O mapa-múndi da desigualdade

O mapa-múndi da desigualdade

Nem um, nem dez, nem 100. Nos dois anos de pandemia, 573 novos bilionários surgiram no planeta. E a lista está aumentando. De acordo com levantamento da ONG Oxfam, uma nova pessoa entrou para o seleto grupo a cada 30 horas neste ano.

Diante da população global de 8 bilhões de pessoas, o número é irrisório. Mas a maior gravidade do cenário está no fato de que os dez homens mais ricos do mundo terem mais dinheiro do que a combinação de 40% da população mais pobre. Pelo relatório da entidade, enquanto existem 1,9 bilhão de pessoas em estado de pobreza no mundo, no outro extremo há 2.668 bilionários que juntos acumulam uma fortuna de US$ 12,7 trilhões.

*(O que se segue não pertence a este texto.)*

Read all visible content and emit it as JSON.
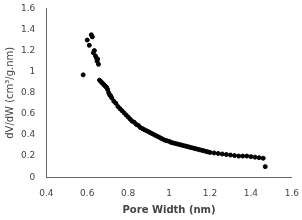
{
  "chart_data": {
    "type": "scatter",
    "x": [
      0.58,
      0.6,
      0.61,
      0.62,
      0.625,
      0.63,
      0.635,
      0.64,
      0.645,
      0.648,
      0.651,
      0.655,
      0.66,
      0.665,
      0.67,
      0.675,
      0.68,
      0.685,
      0.69,
      0.695,
      0.7,
      0.705,
      0.71,
      0.715,
      0.72,
      0.73,
      0.74,
      0.75,
      0.76,
      0.77,
      0.78,
      0.79,
      0.8,
      0.81,
      0.82,
      0.83,
      0.84,
      0.85,
      0.86,
      0.87,
      0.88,
      0.89,
      0.9,
      0.91,
      0.92,
      0.93,
      0.94,
      0.95,
      0.96,
      0.97,
      0.98,
      0.99,
      1.0,
      1.01,
      1.02,
      1.03,
      1.04,
      1.05,
      1.06,
      1.07,
      1.08,
      1.09,
      1.1,
      1.11,
      1.12,
      1.13,
      1.14,
      1.15,
      1.16,
      1.17,
      1.18,
      1.19,
      1.2,
      1.22,
      1.24,
      1.26,
      1.28,
      1.3,
      1.32,
      1.34,
      1.36,
      1.38,
      1.4,
      1.42,
      1.44,
      1.46,
      1.47
    ],
    "values": [
      0.97,
      1.3,
      1.25,
      1.35,
      1.33,
      1.18,
      1.2,
      1.15,
      1.13,
      1.1,
      1.12,
      1.07,
      0.92,
      0.91,
      0.9,
      0.89,
      0.88,
      0.87,
      0.86,
      0.85,
      0.83,
      0.8,
      0.78,
      0.77,
      0.75,
      0.72,
      0.7,
      0.67,
      0.65,
      0.63,
      0.61,
      0.59,
      0.57,
      0.55,
      0.53,
      0.52,
      0.5,
      0.49,
      0.47,
      0.46,
      0.45,
      0.44,
      0.43,
      0.42,
      0.41,
      0.4,
      0.39,
      0.38,
      0.37,
      0.36,
      0.35,
      0.345,
      0.34,
      0.33,
      0.325,
      0.32,
      0.315,
      0.31,
      0.305,
      0.3,
      0.295,
      0.29,
      0.285,
      0.28,
      0.275,
      0.27,
      0.265,
      0.26,
      0.255,
      0.25,
      0.245,
      0.24,
      0.235,
      0.23,
      0.225,
      0.22,
      0.215,
      0.21,
      0.205,
      0.2,
      0.2,
      0.2,
      0.195,
      0.19,
      0.185,
      0.18,
      0.1
    ],
    "xlabel": "Pore Width (nm)",
    "ylabel": "dV/dW (cm³/g.nm)",
    "xlim": [
      0.4,
      1.6
    ],
    "ylim": [
      0,
      1.6
    ],
    "xticks": [
      0.4,
      0.6,
      0.8,
      1,
      1.2,
      1.4,
      1.6
    ],
    "yticks": [
      0,
      0.2,
      0.4,
      0.6,
      0.8,
      1,
      1.2,
      1.4,
      1.6
    ],
    "color": "black",
    "grid": false
  }
}
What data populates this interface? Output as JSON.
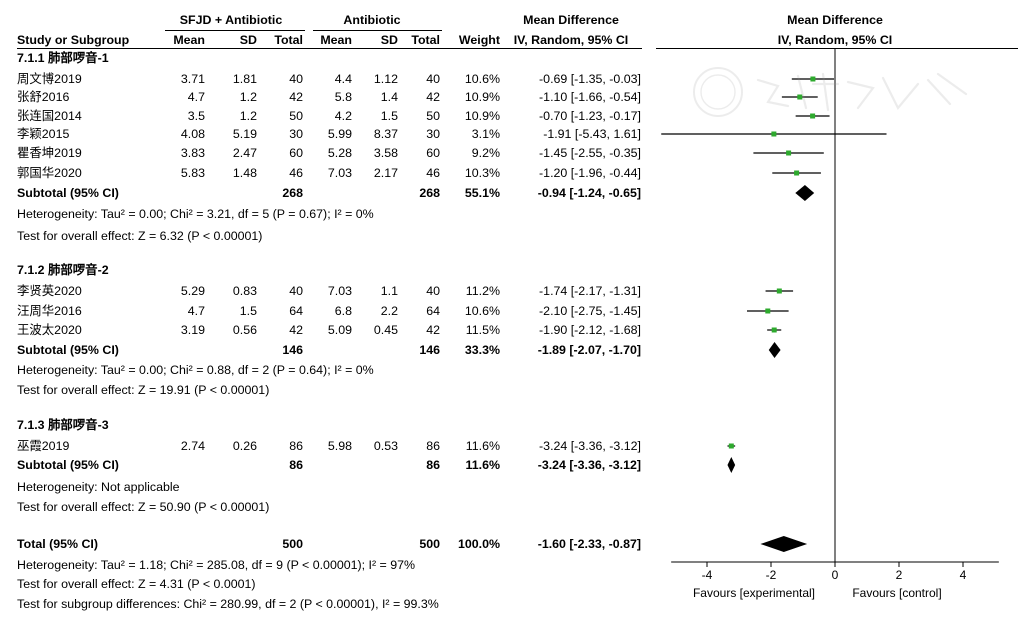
{
  "headers": {
    "group_exp": "SFJD + Antibiotic",
    "group_ctl": "Antibiotic",
    "md_left": "Mean Difference",
    "md_left_sub": "IV, Random, 95% CI",
    "md_right": "Mean Difference",
    "md_right_sub": "IV, Random, 95% CI",
    "study": "Study or Subgroup",
    "mean": "Mean",
    "sd": "SD",
    "total": "Total",
    "weight": "Weight"
  },
  "subgroups": [
    {
      "title": "7.1.1 肺部啰音-1",
      "studies": [
        {
          "name": "周文博2019",
          "m1": "3.71",
          "sd1": "1.81",
          "n1": "40",
          "m2": "4.4",
          "sd2": "1.12",
          "n2": "40",
          "weight": "10.6%",
          "ci": "-0.69 [-1.35, -0.03]"
        },
        {
          "name": "张舒2016",
          "m1": "4.7",
          "sd1": "1.2",
          "n1": "42",
          "m2": "5.8",
          "sd2": "1.4",
          "n2": "42",
          "weight": "10.9%",
          "ci": "-1.10 [-1.66, -0.54]"
        },
        {
          "name": "张连国2014",
          "m1": "3.5",
          "sd1": "1.2",
          "n1": "50",
          "m2": "4.2",
          "sd2": "1.5",
          "n2": "50",
          "weight": "10.9%",
          "ci": "-0.70 [-1.23, -0.17]"
        },
        {
          "name": "李颖2015",
          "m1": "4.08",
          "sd1": "5.19",
          "n1": "30",
          "m2": "5.99",
          "sd2": "8.37",
          "n2": "30",
          "weight": "3.1%",
          "ci": "-1.91 [-5.43, 1.61]"
        },
        {
          "name": "瞿香坤2019",
          "m1": "3.83",
          "sd1": "2.47",
          "n1": "60",
          "m2": "5.28",
          "sd2": "3.58",
          "n2": "60",
          "weight": "9.2%",
          "ci": "-1.45 [-2.55, -0.35]"
        },
        {
          "name": "郭国华2020",
          "m1": "5.83",
          "sd1": "1.48",
          "n1": "46",
          "m2": "7.03",
          "sd2": "2.17",
          "n2": "46",
          "weight": "10.3%",
          "ci": "-1.20 [-1.96, -0.44]"
        }
      ],
      "subtotal": {
        "label": "Subtotal (95% CI)",
        "n1": "268",
        "n2": "268",
        "weight": "55.1%",
        "ci": "-0.94 [-1.24, -0.65]"
      },
      "het": "Heterogeneity: Tau² = 0.00; Chi² = 3.21, df = 5 (P = 0.67); I² = 0%",
      "overall": "Test for overall effect: Z = 6.32 (P < 0.00001)"
    },
    {
      "title": "7.1.2 肺部啰音-2",
      "studies": [
        {
          "name": "李贤英2020",
          "m1": "5.29",
          "sd1": "0.83",
          "n1": "40",
          "m2": "7.03",
          "sd2": "1.1",
          "n2": "40",
          "weight": "11.2%",
          "ci": "-1.74 [-2.17, -1.31]"
        },
        {
          "name": "汪周华2016",
          "m1": "4.7",
          "sd1": "1.5",
          "n1": "64",
          "m2": "6.8",
          "sd2": "2.2",
          "n2": "64",
          "weight": "10.6%",
          "ci": "-2.10 [-2.75, -1.45]"
        },
        {
          "name": "王波太2020",
          "m1": "3.19",
          "sd1": "0.56",
          "n1": "42",
          "m2": "5.09",
          "sd2": "0.45",
          "n2": "42",
          "weight": "11.5%",
          "ci": "-1.90 [-2.12, -1.68]"
        }
      ],
      "subtotal": {
        "label": "Subtotal (95% CI)",
        "n1": "146",
        "n2": "146",
        "weight": "33.3%",
        "ci": "-1.89 [-2.07, -1.70]"
      },
      "het": "Heterogeneity: Tau² = 0.00; Chi² = 0.88, df = 2 (P = 0.64); I² = 0%",
      "overall": "Test for overall effect: Z = 19.91 (P < 0.00001)"
    },
    {
      "title": "7.1.3 肺部啰音-3",
      "studies": [
        {
          "name": "巫霞2019",
          "m1": "2.74",
          "sd1": "0.26",
          "n1": "86",
          "m2": "5.98",
          "sd2": "0.53",
          "n2": "86",
          "weight": "11.6%",
          "ci": "-3.24 [-3.36, -3.12]"
        }
      ],
      "subtotal": {
        "label": "Subtotal (95% CI)",
        "n1": "86",
        "n2": "86",
        "weight": "11.6%",
        "ci": "-3.24 [-3.36, -3.12]"
      },
      "het": "Heterogeneity: Not applicable",
      "overall": "Test for overall effect: Z = 50.90 (P < 0.00001)"
    }
  ],
  "total": {
    "label": "Total (95% CI)",
    "n1": "500",
    "n2": "500",
    "weight": "100.0%",
    "ci": "-1.60 [-2.33, -0.87]"
  },
  "footer": [
    "Heterogeneity: Tau² = 1.18; Chi² = 285.08, df = 9 (P < 0.00001); I² = 97%",
    "Test for overall effect: Z = 4.31 (P < 0.0001)",
    "Test for subgroup differences: Chi² = 280.99, df = 2 (P < 0.00001), I² = 99.3%"
  ],
  "axis": {
    "favours_left": "Favours [experimental]",
    "favours_right": "Favours [control]"
  },
  "colors": {
    "marker": "#2eaa2e",
    "line": "#000000"
  },
  "chart_data": {
    "type": "forest",
    "xlim": [
      -5.12,
      5.12
    ],
    "ticks": [
      -4,
      -2,
      0,
      2,
      4
    ],
    "tick_labels": [
      "-4",
      "-2",
      "0",
      "2",
      "4"
    ],
    "null_line": 0,
    "studies": [
      {
        "est": -0.69,
        "lo": -1.35,
        "hi": -0.03
      },
      {
        "est": -1.1,
        "lo": -1.66,
        "hi": -0.54
      },
      {
        "est": -0.7,
        "lo": -1.23,
        "hi": -0.17
      },
      {
        "est": -1.91,
        "lo": -5.43,
        "hi": 1.61
      },
      {
        "est": -1.45,
        "lo": -2.55,
        "hi": -0.35
      },
      {
        "est": -1.2,
        "lo": -1.96,
        "hi": -0.44
      },
      {
        "est": -1.74,
        "lo": -2.17,
        "hi": -1.31
      },
      {
        "est": -2.1,
        "lo": -2.75,
        "hi": -1.45
      },
      {
        "est": -1.9,
        "lo": -2.12,
        "hi": -1.68
      },
      {
        "est": -3.24,
        "lo": -3.36,
        "hi": -3.12
      }
    ],
    "diamonds": [
      {
        "est": -0.94,
        "lo": -1.24,
        "hi": -0.65
      },
      {
        "est": -1.89,
        "lo": -2.07,
        "hi": -1.7
      },
      {
        "est": -3.24,
        "lo": -3.36,
        "hi": -3.12
      },
      {
        "est": -1.6,
        "lo": -2.33,
        "hi": -0.87
      }
    ]
  }
}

O valor representa quase nove vezes toda a riqueza do Brasil acumulada em 2020, ou 13,9% do PIB global. Os que mais viram crescer suas fortunas de 2020 para cá foram cidadãos ligados aos ramos farmacêuticos, de energia e de alimentos. Três serviços que, se são sempre cruciais para qualquer vida digna, se tornaram ainda mais essenciais em tempos de pandemia. A desigualdade social é também nutricional, energética e de saúde.